容七和夜南深一起下樓,夜小寶已經被抱在客廳了。
盛儉一大早就過來了,為了抄近路,硬是把清溪苑的西門處鑿了一個大洞,做了一扇門,從西門直接過來。
“給我抱抱。”
盛儉伸手,從紅姨手中接過正在喝奶的夜小寶。
盛儉一手拿著奶瓶,一手抱著他,姿勢比夜南深還熟練。
“好乖。一點也不吵。”
盛儉對夜小寶愛不釋手。
容七啟唇,“那是你沒有看見他半夜鬧騰的樣子。昨晚三點尿床醒了,大半夜還要起床給他換尿不溼。”
“小孩子是這樣嘛,這又不是他能控制的。是吧?小御珩?”
夜小寶閉著眼睛吸奶,小手。
幾個月大的孩子,多數是睡眠狀態。
安靜乖巧,軟綿綿的,招人喜歡。
容七不禁想到等以後夜小寶六七歲的時候,正是貓嫌狗厭的年紀,那才頭疼。
“我聽說夜老爺子在給夜小寶準備百日宴了?”
“嗯。

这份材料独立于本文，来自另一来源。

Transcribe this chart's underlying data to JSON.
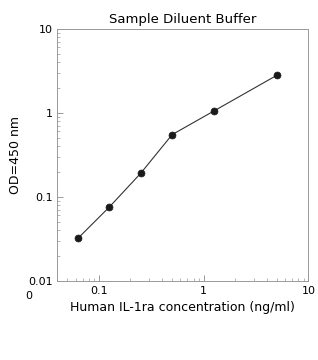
{
  "title": "Sample Diluent Buffer",
  "xlabel": "Human IL-1ra concentration (ng/ml)",
  "ylabel": "OD=450 nm",
  "x_data": [
    0.063,
    0.125,
    0.25,
    0.5,
    1.25,
    5.0
  ],
  "y_data": [
    0.032,
    0.075,
    0.19,
    0.55,
    1.05,
    2.8
  ],
  "xlim": [
    0.04,
    10
  ],
  "ylim": [
    0.01,
    10
  ],
  "line_color": "#333333",
  "marker_color": "#1a1a1a",
  "marker_size": 5,
  "background_color": "#ffffff",
  "title_fontsize": 9.5,
  "label_fontsize": 9,
  "tick_fontsize": 8,
  "x_ticks": [
    0.1,
    1,
    10
  ],
  "x_tick_labels": [
    "0.1",
    "1",
    "10"
  ],
  "y_ticks": [
    0.01,
    0.1,
    1,
    10
  ],
  "y_tick_labels": [
    "0.01",
    "0.1",
    "1",
    "10"
  ]
}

”容七應了一聲。
“現在百日宴還早,急甚麼?夜小寶不是才剛滿月嗎?”
“爺爺說沒有給御珩辦滿月酒,已經委屈他了。所以準備把滿月宴和百日宴一起準備。”
盛儉點頭,逗弄著夜小寶。
“對了。”盛儉突然想起,“我剛剛在門外看見容天時了。手裡提著一個籃子,在清溪苑外面徘徊。”
容七蹙眉。
“他經常送東西過來。小七,要見他一面麼?”
夜南深偏頭看著容七。
容七垂眸,搖頭。
“那就隨他去。”
不管他是真心悔過,還是別有目的,夜南深在意的始終只有容七一個人。
清溪苑門外
容天時身上穿的衣服破舊不堪,鞋子前面還爛了一個洞。
頭髮凌亂,臉上也爬滿了褶皺。
和當初風光一時的容氏集團董事長簡直天壤之別!
現在的容天時,還有誰能認出來?
此時,容天時已經繞著外面走了一圈了,但依舊沒有勇氣去前門讓人傳一聲話。
容天時嘆了一口氣,一瘸一拐地走到一處牆頭,挨著牆面就地坐在地上。
這一年裡,他白天去做工,晚上去碼頭搬貨,回來的時候再順便撿點垃圾,湊合著在這個寸土寸金的地方活下去。
自己的穿著和清溪苑宏偉繁華的外觀形成鮮明的對比。
就是有人說他是乞丐,他也一個字都反駁不出來。
容天時望著天空,嘴角勾起一抹苦笑。
“阿誩,這就是你對我的懲罰嗎?讓我失去一切。呵呵”
王晴背叛,老母親癱瘓在床,大女兒與他恩斷義絕,小女兒不知所終。
被踢出公司,趕出容家,一夜之間所有的榮華富貴都煙消雲散。
容天時伸手,隔著衣服摸著自己待在衣服裡面的一根項鍊。
臉上全是留戀。
這根項鍊是楚誩生前的。
他還記得,那次他把懷孕的王晴帶回來,楚誩跟他在臥室裡大吵了一架,打了他一頓,然後氣憤離開。
結果第二天她就回來了。
他以為她是回來跟他低頭認錯的,卻沒想到她只是回來找項鍊的。